The Self Employment Tax Rate for This Year
For 2018, the self-employment tax rate is 15.3% of your total income—about 12.4% of that goes to Social Security and the remaining 2.9% is paid into Medicare. If you make over $128,400 annually, you will only have to contribute to Social Security on this amount—though you are required to pay into Medicare on the full amount of money that you have earned.
Step 1: Gather the Paperwork You’ll Need to File
The first step to paying your self-employment tax is to gather the necessary paperwork. This will help you figure out exactly how much you’ll need to contribute. Here’s what you’ll need depending on your status.
- Independent contractors: Collect a 1099 form from each one of your clients and your social security card or taxpayer ID number.
- Small business owners: Have a record of the profit you made in the previous years from an online spreadsheet service like Quicken or QuickBooks can help you easily keep track of what you’ve earned.
Step 2: Choose a Tax Provider or Tax Preparation Software
Self-employed individuals need to deal with a more complicated set of tax laws. It’s highly recommended that you work through a tax preparation provider, or you use a specialized set of tax prep software to handle your return. Your tax provider or tax preparation software can assist you in filling out a Schedule SE (Form 1040), which will help you specifically calculate the amount of money that you owe due to the self-employment tax.

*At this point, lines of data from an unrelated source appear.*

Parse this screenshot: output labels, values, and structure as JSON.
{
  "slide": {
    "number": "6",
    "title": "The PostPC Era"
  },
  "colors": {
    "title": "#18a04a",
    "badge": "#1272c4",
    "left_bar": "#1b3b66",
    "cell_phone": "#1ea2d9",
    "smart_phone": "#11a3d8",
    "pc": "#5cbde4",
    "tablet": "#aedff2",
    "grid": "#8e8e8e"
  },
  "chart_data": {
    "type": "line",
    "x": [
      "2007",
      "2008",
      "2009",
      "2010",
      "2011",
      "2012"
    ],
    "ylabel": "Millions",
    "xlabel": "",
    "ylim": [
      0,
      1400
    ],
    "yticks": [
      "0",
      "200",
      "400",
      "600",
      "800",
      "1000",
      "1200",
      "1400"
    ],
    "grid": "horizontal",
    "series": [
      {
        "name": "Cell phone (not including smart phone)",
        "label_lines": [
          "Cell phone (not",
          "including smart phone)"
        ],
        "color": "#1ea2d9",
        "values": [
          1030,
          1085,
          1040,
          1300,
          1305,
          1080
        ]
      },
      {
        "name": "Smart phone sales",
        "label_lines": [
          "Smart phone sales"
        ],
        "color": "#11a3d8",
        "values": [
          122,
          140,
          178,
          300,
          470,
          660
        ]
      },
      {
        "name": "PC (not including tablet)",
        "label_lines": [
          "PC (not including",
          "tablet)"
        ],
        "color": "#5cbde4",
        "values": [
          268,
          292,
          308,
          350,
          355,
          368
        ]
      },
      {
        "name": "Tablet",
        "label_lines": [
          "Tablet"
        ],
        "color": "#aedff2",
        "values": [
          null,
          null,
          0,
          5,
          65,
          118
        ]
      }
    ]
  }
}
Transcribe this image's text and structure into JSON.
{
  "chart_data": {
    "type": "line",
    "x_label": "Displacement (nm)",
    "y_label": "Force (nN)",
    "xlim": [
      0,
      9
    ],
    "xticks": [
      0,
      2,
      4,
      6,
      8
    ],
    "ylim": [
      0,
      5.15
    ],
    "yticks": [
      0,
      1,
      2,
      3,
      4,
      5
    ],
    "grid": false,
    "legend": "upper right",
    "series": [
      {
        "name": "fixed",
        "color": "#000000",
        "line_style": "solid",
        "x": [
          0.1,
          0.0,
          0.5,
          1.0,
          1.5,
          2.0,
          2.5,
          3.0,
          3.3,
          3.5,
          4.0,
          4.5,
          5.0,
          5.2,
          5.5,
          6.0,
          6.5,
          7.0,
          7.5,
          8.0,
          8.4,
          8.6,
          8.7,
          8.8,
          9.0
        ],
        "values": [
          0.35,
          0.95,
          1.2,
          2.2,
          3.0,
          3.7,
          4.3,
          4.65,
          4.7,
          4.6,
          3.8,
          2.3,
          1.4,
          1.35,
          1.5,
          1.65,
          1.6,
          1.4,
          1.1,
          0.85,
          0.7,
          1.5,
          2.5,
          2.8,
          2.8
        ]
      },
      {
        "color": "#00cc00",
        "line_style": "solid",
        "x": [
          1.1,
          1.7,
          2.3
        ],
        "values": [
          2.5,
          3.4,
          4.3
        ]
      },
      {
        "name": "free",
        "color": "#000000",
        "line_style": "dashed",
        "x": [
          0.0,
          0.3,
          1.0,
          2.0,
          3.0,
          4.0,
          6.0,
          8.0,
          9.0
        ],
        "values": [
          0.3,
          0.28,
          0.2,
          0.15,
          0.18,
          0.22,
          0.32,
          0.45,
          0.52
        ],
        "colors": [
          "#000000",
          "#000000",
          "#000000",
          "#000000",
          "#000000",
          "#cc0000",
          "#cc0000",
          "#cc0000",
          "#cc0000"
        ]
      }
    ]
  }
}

Step 3: Understand Your Deductibles
After you’ve paid your self-employment tax, you’ll want to record the total amount of money you’ve spent separately. When you file your federal income taxes in April, you’ll be able to deduct half of what you paid as a deductible. Many self-employed individuals are surprised to learn just how many deductibles they’re eligible for. Some of the most commonly-missed deductibles for contractors and business owners include:
- Startup costs: If your business was formed this year, you can usually deduct the cost of getting up and running from your total income. These types of costs often include what you budgeted and spent on website and product development expenses as well as advertising costs.
- Home office deductions: If you work from home and you have a dedicated space that you only use for business, you may be able to deduct a portion of your home expenses from your income. The home office deduction commonly includes mortgage expenses, utility costs, and property taxes.
- Office supply deductions: Office supplies (which can include computers, leased software used for business purposes, and standard supplies like pens and papers) are almost always deductible.
- Health insurance deduction: Some self-employed individuals may deduct what they pay for health insurance for themselves and their families from their total income.
Keeping track of these expenses can help set you up for an easier (and less expensive!) tax season when filing your federal and state taxes.
Step 4: Remember to Set Up Estimated Quarterly Payments
As an independent contractor, you are required to make estimated quarterly payments into Social Security and Medicare—standard employees typically have these payments automatically deducted by their employers. To do this, you’ll need to fill out a Form 1040-ES, which is very similar to the Schedule SE (Form 1040). Filling out this form will authorize automatic withdrawals for your estimated taxes every three months. Don’t worry if your payments aren’t exact—if you make significantly more or less money at the conclusion of the year, a correction can be issued to adjust your payments in the form of an additional withdrawal or a return. Check out the following video for a more in-depth explanation of how to calculate your quarterly tax payments:
From investment taxes to self-employment taxes, it can be expensive to be in business for yourself. If you are self-employed, you should take every possible step to record all of your costs of doing business so you can accurately document your deductions. You may also want to consider opening a special retirement saving account for self-employed persons—a SEP IRA or solo 401(k) is often preferred by contractors and business owners over the traditional or Roth IRA thanks to higher contribution limits.